Wrong encoding in web text scraping

HURIMOZ · June 23, 2022, 4:29am

Hi everyone, I’m struggling to get the encoding right in my web text scraping task. I want to make sure UTF-8 is being used throughout the whole workflow.

I’m using component Web Text Scraper which uses a Java based library called BoilerPipe and the output text is fine when the language is in English. However, the same task with a different language will result in characters not displayed properly.

See image below:

And here’s the workflow inside the Web Text Scraper:

It looks like the Java snippet for the text extractor is not using UTF-8. Or else?
Any help welcome!

HURIMOZ · June 23, 2022, 6:03am

I forgot to include the code snippet of the text extractor:

// system imports
import org.knime.base.node.jsnippet.expression.AbstractJSnippet;
import org.knime.base.node.jsnippet.expression.Abort;
import org.knime.base.node.jsnippet.expression.Cell;
import org.knime.base.node.jsnippet.expression.ColumnException;
import org.knime.base.node.jsnippet.expression.TypeException;
import static org.knime.base.node.jsnippet.expression.Type.*;
import java.util.Date;
import java.util.Calendar;
import org.w3c.dom.Document;


// Your custom imports:
import java.net.MalformedURLException;
import java.net.URL;

import de.l3s.boilerpipe.BoilerpipeProcessingException;


import de.l3s.boilerpipe.extractors.DefaultExtractor;
// system variables
public class JSnippet extends AbstractJSnippet {
  // Fields for input columns
  /** Input column: "link_123456789" */
  public String c_link_123456789;

  // Fields for output columns
  /** Output column: "text" */
  public String out_text;

// Your custom variables:
String text = "";
URL url;
// expression start
    public void snippet() throws TypeException, ColumnException, Abort {
// Enter your code here:
try{
url = new URL(c_link_123456789);	
	
}
catch(MalformedURLException e){
	out_text = "";
	}
try{
out_text = DefaultExtractor.INSTANCE.getText(url);	
	}
catch(BoilerpipeProcessingException ex){
	
	out_text = "";
	
	}	

		



// expression end
    }
}

mlauber71 · June 23, 2022, 6:20am

@HURIMOZ welcome to the KNIME forum.

You could try and set utf-8 as default in the knime.ini

and workspace

HURIMOZ · June 23, 2022, 8:24am

Hi @mlauber71 thanks for your help.
I’m however still getting those weird characters displayed.
I’ve changed the knime.ini file:

I’ve also changed the text file encoding in the preferences:

Not sure what I’m doing wrong here.

qqilihq · June 23, 2022, 10:01am

You’ll typically need to detect the encoding based on the input data (i.e. specified by the website). For example Asian language websites will often not use UTF-8 encoding.
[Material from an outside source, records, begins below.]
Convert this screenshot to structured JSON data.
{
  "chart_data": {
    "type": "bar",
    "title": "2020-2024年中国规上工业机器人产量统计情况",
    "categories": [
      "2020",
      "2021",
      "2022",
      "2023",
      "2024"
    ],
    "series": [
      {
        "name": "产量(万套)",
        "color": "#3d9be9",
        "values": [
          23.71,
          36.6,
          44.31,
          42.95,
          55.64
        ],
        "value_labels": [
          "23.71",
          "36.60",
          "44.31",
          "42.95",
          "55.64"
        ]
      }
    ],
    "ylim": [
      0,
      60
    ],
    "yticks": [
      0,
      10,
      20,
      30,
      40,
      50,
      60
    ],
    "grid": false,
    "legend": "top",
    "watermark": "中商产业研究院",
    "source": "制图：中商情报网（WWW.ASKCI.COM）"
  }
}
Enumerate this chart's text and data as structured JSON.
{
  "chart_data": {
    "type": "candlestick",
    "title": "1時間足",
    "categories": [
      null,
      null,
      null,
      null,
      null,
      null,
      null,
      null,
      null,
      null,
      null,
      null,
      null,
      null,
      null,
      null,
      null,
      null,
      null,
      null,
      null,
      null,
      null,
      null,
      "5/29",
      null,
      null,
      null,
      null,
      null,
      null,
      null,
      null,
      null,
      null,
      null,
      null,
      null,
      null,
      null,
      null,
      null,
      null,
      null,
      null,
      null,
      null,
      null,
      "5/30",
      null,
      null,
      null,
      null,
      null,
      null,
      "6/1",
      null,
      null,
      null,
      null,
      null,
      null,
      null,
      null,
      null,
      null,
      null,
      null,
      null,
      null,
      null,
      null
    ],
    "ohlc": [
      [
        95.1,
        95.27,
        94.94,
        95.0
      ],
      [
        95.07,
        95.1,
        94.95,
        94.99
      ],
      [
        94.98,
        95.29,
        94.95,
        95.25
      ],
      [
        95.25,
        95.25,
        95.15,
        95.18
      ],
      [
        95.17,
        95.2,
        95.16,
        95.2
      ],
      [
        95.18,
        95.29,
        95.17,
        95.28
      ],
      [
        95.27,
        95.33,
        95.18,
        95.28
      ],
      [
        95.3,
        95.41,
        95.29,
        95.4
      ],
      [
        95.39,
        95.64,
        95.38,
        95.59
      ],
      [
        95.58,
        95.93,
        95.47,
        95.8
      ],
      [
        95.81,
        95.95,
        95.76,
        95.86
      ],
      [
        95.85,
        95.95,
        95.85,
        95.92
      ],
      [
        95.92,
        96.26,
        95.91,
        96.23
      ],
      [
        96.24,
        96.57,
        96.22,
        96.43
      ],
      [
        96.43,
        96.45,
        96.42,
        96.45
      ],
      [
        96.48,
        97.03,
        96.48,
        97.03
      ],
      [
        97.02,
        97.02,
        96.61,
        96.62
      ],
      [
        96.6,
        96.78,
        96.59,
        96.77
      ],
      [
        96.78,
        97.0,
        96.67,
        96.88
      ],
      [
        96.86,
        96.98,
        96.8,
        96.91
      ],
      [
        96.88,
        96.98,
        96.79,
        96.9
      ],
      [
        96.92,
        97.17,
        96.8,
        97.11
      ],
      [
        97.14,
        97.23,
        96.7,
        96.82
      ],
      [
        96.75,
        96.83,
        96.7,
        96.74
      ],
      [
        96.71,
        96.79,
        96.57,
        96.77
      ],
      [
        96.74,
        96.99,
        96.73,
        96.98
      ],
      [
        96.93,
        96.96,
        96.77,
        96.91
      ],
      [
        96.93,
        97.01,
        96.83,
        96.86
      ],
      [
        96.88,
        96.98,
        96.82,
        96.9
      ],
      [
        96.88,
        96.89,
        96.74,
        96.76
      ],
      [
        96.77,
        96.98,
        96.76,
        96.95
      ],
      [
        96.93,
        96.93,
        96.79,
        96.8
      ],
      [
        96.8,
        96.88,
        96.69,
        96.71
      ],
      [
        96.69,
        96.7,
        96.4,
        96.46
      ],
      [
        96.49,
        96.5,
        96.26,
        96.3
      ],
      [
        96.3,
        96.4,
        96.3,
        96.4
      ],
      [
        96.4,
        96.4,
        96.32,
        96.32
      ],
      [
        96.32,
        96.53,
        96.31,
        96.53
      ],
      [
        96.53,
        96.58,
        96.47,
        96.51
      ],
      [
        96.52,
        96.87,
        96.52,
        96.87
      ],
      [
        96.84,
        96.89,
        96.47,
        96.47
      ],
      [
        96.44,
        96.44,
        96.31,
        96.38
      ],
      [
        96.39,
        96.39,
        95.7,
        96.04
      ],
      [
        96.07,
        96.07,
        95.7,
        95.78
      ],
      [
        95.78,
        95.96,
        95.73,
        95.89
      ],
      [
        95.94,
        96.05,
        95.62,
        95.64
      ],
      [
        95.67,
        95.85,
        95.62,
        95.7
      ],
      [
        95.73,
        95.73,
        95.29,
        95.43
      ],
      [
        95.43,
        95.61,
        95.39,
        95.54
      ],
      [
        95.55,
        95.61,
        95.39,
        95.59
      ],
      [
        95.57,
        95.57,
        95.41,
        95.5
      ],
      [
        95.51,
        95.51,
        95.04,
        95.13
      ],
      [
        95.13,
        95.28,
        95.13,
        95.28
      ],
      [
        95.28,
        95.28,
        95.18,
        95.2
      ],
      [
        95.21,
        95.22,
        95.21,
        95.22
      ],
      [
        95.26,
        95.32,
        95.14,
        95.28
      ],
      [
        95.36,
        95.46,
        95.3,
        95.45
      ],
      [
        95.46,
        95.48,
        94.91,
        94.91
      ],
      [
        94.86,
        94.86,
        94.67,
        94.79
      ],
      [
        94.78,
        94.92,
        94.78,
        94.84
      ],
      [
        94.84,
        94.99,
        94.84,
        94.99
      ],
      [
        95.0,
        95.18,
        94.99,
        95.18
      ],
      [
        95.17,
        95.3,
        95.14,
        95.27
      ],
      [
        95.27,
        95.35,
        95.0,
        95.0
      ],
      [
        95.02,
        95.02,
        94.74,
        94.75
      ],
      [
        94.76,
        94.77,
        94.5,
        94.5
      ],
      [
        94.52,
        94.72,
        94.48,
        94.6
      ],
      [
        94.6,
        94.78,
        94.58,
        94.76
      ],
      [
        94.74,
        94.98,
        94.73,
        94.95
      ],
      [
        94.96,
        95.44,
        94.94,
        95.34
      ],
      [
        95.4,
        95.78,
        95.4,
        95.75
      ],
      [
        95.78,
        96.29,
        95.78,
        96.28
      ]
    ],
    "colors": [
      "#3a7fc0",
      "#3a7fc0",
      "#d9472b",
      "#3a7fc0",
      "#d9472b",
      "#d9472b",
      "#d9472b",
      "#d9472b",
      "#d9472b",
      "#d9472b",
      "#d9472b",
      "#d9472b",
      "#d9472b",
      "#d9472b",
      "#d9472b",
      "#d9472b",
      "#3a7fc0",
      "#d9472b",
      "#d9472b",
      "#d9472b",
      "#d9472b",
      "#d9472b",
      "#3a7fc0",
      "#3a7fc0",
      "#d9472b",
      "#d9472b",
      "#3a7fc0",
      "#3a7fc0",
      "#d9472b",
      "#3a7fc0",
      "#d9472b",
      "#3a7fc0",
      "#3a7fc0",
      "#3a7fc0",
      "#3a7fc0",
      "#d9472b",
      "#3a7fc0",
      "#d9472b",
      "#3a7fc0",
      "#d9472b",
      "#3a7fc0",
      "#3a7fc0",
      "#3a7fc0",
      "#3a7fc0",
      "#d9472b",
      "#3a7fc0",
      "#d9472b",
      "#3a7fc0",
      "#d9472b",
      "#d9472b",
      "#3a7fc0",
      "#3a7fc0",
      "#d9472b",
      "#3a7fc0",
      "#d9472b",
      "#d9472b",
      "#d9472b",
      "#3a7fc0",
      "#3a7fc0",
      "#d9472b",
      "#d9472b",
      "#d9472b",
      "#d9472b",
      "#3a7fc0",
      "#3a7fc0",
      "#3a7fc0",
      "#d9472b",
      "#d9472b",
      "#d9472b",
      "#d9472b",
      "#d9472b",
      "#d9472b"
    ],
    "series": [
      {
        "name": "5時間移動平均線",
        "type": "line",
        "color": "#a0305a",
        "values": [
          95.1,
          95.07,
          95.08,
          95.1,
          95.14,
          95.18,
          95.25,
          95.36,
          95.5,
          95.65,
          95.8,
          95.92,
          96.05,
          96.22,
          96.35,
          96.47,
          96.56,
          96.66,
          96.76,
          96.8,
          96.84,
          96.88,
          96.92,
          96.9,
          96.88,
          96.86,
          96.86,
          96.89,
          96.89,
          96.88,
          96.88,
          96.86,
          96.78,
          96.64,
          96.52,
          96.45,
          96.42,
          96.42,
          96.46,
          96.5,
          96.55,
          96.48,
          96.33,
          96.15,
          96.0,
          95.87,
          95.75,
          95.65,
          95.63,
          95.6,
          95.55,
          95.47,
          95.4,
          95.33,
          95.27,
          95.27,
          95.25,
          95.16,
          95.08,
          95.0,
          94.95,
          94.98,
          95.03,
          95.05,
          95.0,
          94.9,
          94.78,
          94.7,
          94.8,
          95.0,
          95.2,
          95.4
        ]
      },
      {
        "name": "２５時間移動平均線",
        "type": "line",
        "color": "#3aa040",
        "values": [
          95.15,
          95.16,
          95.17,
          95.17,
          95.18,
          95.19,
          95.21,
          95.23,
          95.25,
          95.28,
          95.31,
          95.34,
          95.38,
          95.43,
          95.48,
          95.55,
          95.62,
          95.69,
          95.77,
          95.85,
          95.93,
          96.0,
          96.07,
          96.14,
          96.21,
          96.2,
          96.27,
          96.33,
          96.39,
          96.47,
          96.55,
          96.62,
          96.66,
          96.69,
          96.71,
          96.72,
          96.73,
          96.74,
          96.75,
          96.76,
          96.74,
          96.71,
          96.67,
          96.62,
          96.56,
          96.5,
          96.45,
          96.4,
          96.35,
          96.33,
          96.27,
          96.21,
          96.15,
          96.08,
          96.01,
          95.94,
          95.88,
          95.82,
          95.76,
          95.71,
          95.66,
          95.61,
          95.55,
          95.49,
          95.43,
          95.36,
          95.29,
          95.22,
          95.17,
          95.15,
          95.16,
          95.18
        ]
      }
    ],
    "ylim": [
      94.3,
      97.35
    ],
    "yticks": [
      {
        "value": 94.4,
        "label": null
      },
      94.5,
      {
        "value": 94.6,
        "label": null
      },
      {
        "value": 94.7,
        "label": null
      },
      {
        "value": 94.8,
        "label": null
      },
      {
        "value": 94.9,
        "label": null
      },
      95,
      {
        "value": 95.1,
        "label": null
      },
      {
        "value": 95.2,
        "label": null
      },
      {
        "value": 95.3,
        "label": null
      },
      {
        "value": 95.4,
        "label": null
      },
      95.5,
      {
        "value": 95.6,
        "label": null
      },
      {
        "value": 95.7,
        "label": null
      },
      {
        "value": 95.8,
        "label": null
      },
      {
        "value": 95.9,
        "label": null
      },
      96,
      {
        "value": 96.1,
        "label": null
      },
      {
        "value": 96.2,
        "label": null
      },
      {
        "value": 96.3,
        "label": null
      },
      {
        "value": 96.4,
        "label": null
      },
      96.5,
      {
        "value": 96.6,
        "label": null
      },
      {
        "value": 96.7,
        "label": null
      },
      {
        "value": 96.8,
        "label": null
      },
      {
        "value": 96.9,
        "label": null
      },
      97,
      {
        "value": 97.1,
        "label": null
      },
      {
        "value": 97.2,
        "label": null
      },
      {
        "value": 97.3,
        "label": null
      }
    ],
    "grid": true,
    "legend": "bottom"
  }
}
Therefore, in the Palladian nodes, we have quite some “magic” to detect the encoding (based on explicitly given tags and headers and some heuristics of these do not exist) of a website and then to decode it properly. So, as an alternative solution, you might want to look at the following combo:

HURIMOZ · June 24, 2022, 10:44pm

Hi @mlauber71 it looks like the problem comes from the component input of the Web Text scraper being locked and excluding UTF-8. See below:

I can’t seem to unlock the component to take out the UTF-8 exclusion. Why is that?

mlauber71 · June 25, 2022, 10:26am

@HURIMOZ this UTF-8 seems to be a variable. I don’t think this is the point where you can set something. You could try and let the variable thru by disconnecting the component from the source but I doubt it will make a difference.

Could you provide some sample file or workflow where this happens so one might investigate.

HURIMOZ · June 25, 2022, 4:09pm

Hi @mlauber71 see package here.

mlauber71 · June 27, 2022, 3:49pm

@HURIMOZ I think with the suggested Palladian nodes you might be able to extract the data with a good encoding. The Java package you are using seems to be focussed on english language content. There are some discussions about using other languages also, but the settings were not immediately obvious.

kn_forum_44466_tahitian_web_extract.knwf (46.2 KB)

Another Approach could be to use the R package and configure that:

system · September 25, 2022, 3:49pm

This topic was automatically closed 90 days after the last reply. New replies are no longer allowed.